Pablo Daniel Osvaldo
Attaccante dalle grandi qualità atletiche, dal grande talento e dalla sfrontatezza, ma con un carattere che non gli ha permesso di poter esprimersi ai suoi livelli. Pablo Daniel Osvaldo era uno dei giovani più interessanti in Argentina e fin dai suoi esordi dimostrò tutto il suo valore vestendo la maglia dell’Huracán, segnando ben undici reti. L’Atalanta lo acquistò dunque giovanissimo e poté festeggiare la promozione in Serie A, seppur avendo uno spazio minimo ma segnando un gol contro il Pescara, il suo primo italiano. Venne ceduto con troppa fretta al Lecce, ma fu la Fiorentina nel 2007 a dargli fiducia come attaccante di riserva di Giampaolo Pazzini, anche se si stancò presto di fare panchina. Prima Bologna e poi le grandi annate con l’Espanyol e la consacrazione con la Roma, che gli consentì anche l’italianizzazione e svariate chiamate in Azzurro. I problemi nella Capitale lo portarono in Inghilterra, ma a gennaio 2014 fu la Juventus ad acquistarlo diventando prezioso attaccante in Europa League e mattatore proprio dei giallorossi in campionato. Durò solo sei mesi la sua esperienza bianconera, prima di passare all’Inter e poi chiudere la carriera tra Boca Juniors, Porto e Banfield.
Marco Zanchi
Difensore centrale dalle grandi qualità dimostrate pienamente però solo a livello giovanile e con un potenziale mai pienamente espresso.
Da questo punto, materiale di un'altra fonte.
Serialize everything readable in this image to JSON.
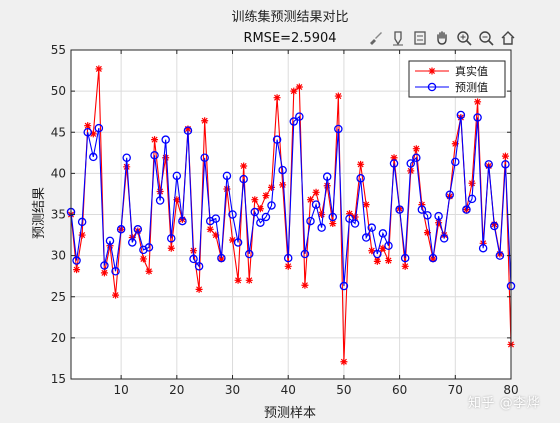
{
  "toolbar": {
    "icons": [
      "brush-icon",
      "datatip-icon",
      "legend-insert-icon",
      "pan-hand-icon",
      "zoom-in-icon",
      "zoom-out-icon",
      "home-icon"
    ]
  },
  "watermark": "知乎 @李烨",
  "chart_data": {
    "type": "line",
    "title": "训练集预测结果对比",
    "subtitle": "RMSE=2.5904",
    "xlabel": "预测样本",
    "ylabel": "预测结果",
    "xlim": [
      1,
      80
    ],
    "ylim": [
      15,
      55
    ],
    "xticks": [
      10,
      20,
      30,
      40,
      50,
      60,
      70,
      80
    ],
    "yticks": [
      15,
      20,
      25,
      30,
      35,
      40,
      45,
      50,
      55
    ],
    "grid": true,
    "legend_position": "top-right",
    "x": [
      1,
      2,
      3,
      4,
      5,
      6,
      7,
      8,
      9,
      10,
      11,
      12,
      13,
      14,
      15,
      16,
      17,
      18,
      19,
      20,
      21,
      22,
      23,
      24,
      25,
      26,
      27,
      28,
      29,
      30,
      31,
      32,
      33,
      34,
      35,
      36,
      37,
      38,
      39,
      40,
      41,
      42,
      43,
      44,
      45,
      46,
      47,
      48,
      49,
      50,
      51,
      52,
      53,
      54,
      55,
      56,
      57,
      58,
      59,
      60,
      61,
      62,
      63,
      64,
      65,
      66,
      67,
      68,
      69,
      70,
      71,
      72,
      73,
      74,
      75,
      76,
      77,
      78,
      79,
      80
    ],
    "series": [
      {
        "name": "真实值",
        "color": "#ff0000",
        "marker": "asterisk",
        "values": [
          35.0,
          28.3,
          32.5,
          45.8,
          44.8,
          52.7,
          27.9,
          31.2,
          25.2,
          33.2,
          40.8,
          32.2,
          33.0,
          29.6,
          28.1,
          44.1,
          37.8,
          41.9,
          30.9,
          36.8,
          34.4,
          45.4,
          30.6,
          25.9,
          46.4,
          33.2,
          32.5,
          29.6,
          38.1,
          31.9,
          27.0,
          40.9,
          27.0,
          36.8,
          35.7,
          37.3,
          38.3,
          49.2,
          38.6,
          28.7,
          50.0,
          50.5,
          26.4,
          36.8,
          37.7,
          35.0,
          38.5,
          33.9,
          49.4,
          17.1,
          35.1,
          34.7,
          41.1,
          36.2,
          30.6,
          29.3,
          30.9,
          29.4,
          41.9,
          35.7,
          28.7,
          40.3,
          43.0,
          36.2,
          32.8,
          29.6,
          34.0,
          32.5,
          37.2,
          43.6,
          46.8,
          35.6,
          38.8,
          48.7,
          31.5,
          40.9,
          33.8,
          30.2,
          42.1,
          19.2
        ]
      },
      {
        "name": "预测值",
        "color": "#0000ff",
        "marker": "circle",
        "values": [
          35.3,
          29.4,
          34.1,
          45.0,
          42.0,
          45.5,
          28.8,
          31.8,
          28.1,
          33.2,
          41.9,
          31.6,
          33.2,
          30.7,
          31.0,
          42.2,
          36.7,
          44.1,
          32.1,
          39.7,
          34.2,
          45.2,
          29.6,
          28.7,
          41.9,
          34.2,
          34.5,
          29.7,
          39.7,
          35.0,
          31.6,
          39.3,
          30.2,
          35.3,
          34.0,
          34.7,
          36.1,
          44.1,
          40.4,
          29.7,
          46.3,
          46.9,
          30.2,
          34.2,
          36.2,
          33.4,
          39.6,
          34.7,
          45.4,
          26.3,
          34.5,
          33.9,
          39.4,
          32.2,
          33.4,
          30.2,
          32.7,
          31.2,
          41.2,
          35.6,
          29.7,
          41.2,
          41.9,
          35.6,
          34.9,
          29.7,
          34.8,
          32.1,
          37.4,
          41.4,
          47.1,
          35.6,
          36.9,
          46.8,
          30.9,
          41.1,
          33.6,
          30.0,
          41.1,
          26.3
        ]
      }
    ]
  }
}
Marco Zanchi debuttò come ragazzo prodigio nell’Atalanta già a diciotto anni nel 1995 dove giocò anche con una discreta continuità prima di passare in prestito a Chievo e Bari. I bergamaschi però non furono completamente convinti della bontà del giocatore e nel 1997 venne ceduto all’Udinese dove trovò poco spazio con Zaccheroni, andò meglio con Guidolin, ma fu nella terza annata con De Canio che esplose definitivamente dimostrandosi come uno dei migliori centrali del campionato, pronto per il grande salto di qualità. Nell’estate del 2000 inoltre vinse da titolare l’Europeo Under 21 e con il passaggio alla Juventus era dunque pronto per una sfavillante carriera. Ancelotti lo schierò titolare in tre delle prime quattro partite, ma le sue pessime prestazioni nel 2-2 di San Siro contro il Milan e a Torino contro la sua Udinese gli costarono caro, tanto da giocare solo altre partite prima di essere ceduto in prestito al Vicenza, dove fu coinvolto nella retrocessione. Provò ancora in Veneto a riscattarsi, ma a Verona la storia non cambiò e dopo due anni da riserva a Bologna fu a Messina che trovò le giuste ispirazioni, controllando la difesa siciliana per quattro stagioni, prima di tornare al Vicenza dopo il fallimento giallorosso del 2008 e chiudere carriera nel 2012.